Avocate, bravant les partisans de la colonisation et de l’Algérie française, elle prend le risque à partir des années 1950 de défendre des militants de l’indépendance, dont des membres du FLN.
Après avoir, dans les années 50, pris le risque de défendre les membres du FLN, elle assure, à partir de l’année 1960, la défense de l’activiste et militante Djamila Boupacha, torturée et violée, en détention, par des soldats français. Elle médiatise ce procès afin de dénoncer les méthodes de l’Armée française au moment de la guerre d’Algérie.
Mais c’est à l’occasion du procès de Bobigny, en 1972, qu’elle donne la pleine mesure de ses convictions et qu’elle obtient l’acquittement de 3 accusées, coupables d’avortement, ainsi qu’un sursis pour la 4ème.
En 1978, elle défend deux jeunes femmes victimes d’un viol collectif, et obtient l’adoption d’une nouvelle loi en 1980 qui criminalise le viol jusque-là traité comme un délit.
Élue députée aux élections législatives de 1981, elle milite pour la parité en politique. À partir de 1985, elle occupe plusieurs fonctions successives à l’Unesco puis à l’Organisation des Nations unies comme rapporteuse de cette question de la parité, qui lui tient tant à cœur, question qui lui tient à cœur.
Gisèle Halimi est pressentie pour être panthéonisée. La conclusion de sa plaidoirie au procès de Bobigny est l’ardent appel à la mise en place d’une justice paritaire, dégagée des préjugés sexistes et de l’oppression masculine.
« Est-ce que vous accepteriez, vous, Messieurs, de comparaître devant des tribunaux de femmes parce que vous auriez disposé de votre corps ? […]
L’acte de procréation est l’acte de liberté par excellence. La liberté entre toutes les libertés, la plus fondamentale, la plus intime de nos libertés. .
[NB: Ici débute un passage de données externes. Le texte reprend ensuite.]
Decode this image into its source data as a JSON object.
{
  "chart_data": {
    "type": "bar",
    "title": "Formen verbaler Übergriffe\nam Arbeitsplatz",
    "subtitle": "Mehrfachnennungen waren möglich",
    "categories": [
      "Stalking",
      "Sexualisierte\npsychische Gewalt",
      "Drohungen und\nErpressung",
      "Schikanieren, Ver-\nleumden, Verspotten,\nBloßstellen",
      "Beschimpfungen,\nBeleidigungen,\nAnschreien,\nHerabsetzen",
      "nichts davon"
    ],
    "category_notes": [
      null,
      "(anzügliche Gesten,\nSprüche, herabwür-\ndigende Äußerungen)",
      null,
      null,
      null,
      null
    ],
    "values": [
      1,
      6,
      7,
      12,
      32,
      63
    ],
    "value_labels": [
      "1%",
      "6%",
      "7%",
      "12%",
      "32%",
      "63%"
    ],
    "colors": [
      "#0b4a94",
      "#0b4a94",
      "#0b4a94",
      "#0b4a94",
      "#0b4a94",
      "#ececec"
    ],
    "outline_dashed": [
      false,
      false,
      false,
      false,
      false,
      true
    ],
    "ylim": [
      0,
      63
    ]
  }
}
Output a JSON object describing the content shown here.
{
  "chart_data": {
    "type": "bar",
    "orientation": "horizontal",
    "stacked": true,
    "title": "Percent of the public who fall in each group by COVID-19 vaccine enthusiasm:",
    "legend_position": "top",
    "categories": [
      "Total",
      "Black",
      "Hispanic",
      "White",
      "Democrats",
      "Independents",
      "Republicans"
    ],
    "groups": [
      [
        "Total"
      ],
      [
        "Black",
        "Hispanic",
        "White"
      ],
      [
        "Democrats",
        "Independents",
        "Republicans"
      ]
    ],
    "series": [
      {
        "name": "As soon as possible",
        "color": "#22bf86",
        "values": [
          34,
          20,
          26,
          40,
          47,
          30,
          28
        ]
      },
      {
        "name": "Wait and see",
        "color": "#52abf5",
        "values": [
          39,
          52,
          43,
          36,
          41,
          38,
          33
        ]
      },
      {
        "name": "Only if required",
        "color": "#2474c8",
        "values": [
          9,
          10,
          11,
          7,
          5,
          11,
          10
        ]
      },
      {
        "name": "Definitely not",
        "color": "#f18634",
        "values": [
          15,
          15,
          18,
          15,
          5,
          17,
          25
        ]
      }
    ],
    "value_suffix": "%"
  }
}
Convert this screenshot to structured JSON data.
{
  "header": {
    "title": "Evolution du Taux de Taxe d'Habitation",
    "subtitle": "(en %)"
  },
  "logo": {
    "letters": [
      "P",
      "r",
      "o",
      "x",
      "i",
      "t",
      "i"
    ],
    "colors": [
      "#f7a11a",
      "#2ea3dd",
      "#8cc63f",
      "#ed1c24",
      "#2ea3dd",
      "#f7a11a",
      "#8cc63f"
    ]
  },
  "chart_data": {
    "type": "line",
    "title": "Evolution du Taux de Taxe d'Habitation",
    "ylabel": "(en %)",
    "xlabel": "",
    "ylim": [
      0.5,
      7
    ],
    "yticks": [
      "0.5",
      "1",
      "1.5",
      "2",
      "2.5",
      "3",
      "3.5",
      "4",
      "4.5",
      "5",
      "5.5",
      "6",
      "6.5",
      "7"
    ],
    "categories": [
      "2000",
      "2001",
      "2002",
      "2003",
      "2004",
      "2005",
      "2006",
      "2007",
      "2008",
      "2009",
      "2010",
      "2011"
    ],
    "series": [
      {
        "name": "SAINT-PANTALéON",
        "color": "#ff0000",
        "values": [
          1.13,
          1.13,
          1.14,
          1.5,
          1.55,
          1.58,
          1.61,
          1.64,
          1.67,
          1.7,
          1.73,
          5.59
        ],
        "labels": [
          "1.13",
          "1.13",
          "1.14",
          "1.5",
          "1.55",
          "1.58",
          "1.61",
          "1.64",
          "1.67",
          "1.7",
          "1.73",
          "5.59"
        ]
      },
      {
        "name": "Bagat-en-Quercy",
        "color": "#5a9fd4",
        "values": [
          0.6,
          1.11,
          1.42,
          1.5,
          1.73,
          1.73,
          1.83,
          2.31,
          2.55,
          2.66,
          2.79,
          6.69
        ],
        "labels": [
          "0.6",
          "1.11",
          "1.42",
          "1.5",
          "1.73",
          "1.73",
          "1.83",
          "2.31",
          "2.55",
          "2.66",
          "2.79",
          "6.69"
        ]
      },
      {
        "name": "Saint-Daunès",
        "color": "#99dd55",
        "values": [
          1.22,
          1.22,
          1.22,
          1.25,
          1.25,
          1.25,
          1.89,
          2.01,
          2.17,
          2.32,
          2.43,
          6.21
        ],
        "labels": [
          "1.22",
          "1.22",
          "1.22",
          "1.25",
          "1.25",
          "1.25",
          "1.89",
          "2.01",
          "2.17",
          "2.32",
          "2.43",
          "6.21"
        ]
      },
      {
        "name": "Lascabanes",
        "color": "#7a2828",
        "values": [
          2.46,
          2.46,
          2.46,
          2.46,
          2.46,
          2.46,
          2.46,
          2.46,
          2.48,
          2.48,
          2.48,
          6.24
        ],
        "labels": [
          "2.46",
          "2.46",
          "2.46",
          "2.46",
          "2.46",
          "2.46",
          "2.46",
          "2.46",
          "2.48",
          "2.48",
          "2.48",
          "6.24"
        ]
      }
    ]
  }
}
En jugeant aujourd’hui, vous allez vous déterminer à l’égard de l’avortement et à l’égard de cette loi et de cette répression, et surtout, vous ne devrez pas esquiver la question qui est fondamentale. Est-ce qu’un être humain, quel que soit son sexe, a le droit de disposer de lui-même ? Nous n’avons plus le droit de l’éviter.
A-t-on encore, aujourd’hui, le droit, en France, dans un pays que l’on dit « civilisé », de condamner des femmes pour avoir disposé d’elles-mêmes ou pour avoir aidé l’une d’entre elles à disposer d’elle-même ? […] Je ne fuis pas la difficulté, et c’est pour cela que je parle de courage – ce jugement de relaxe sera irréversible, et à votre suite, le législateur s’en préoccupera. Il faut le prononcer, parce que nous, les femmes, nous, la moitié de l’humanité, nous sommes mises en marche. Je crois que nous n’accepterons plus que se perpétue cette oppression.
Messieurs, il vous appartient aujourd’hui de dire que l’ère d’un monde fini commence ».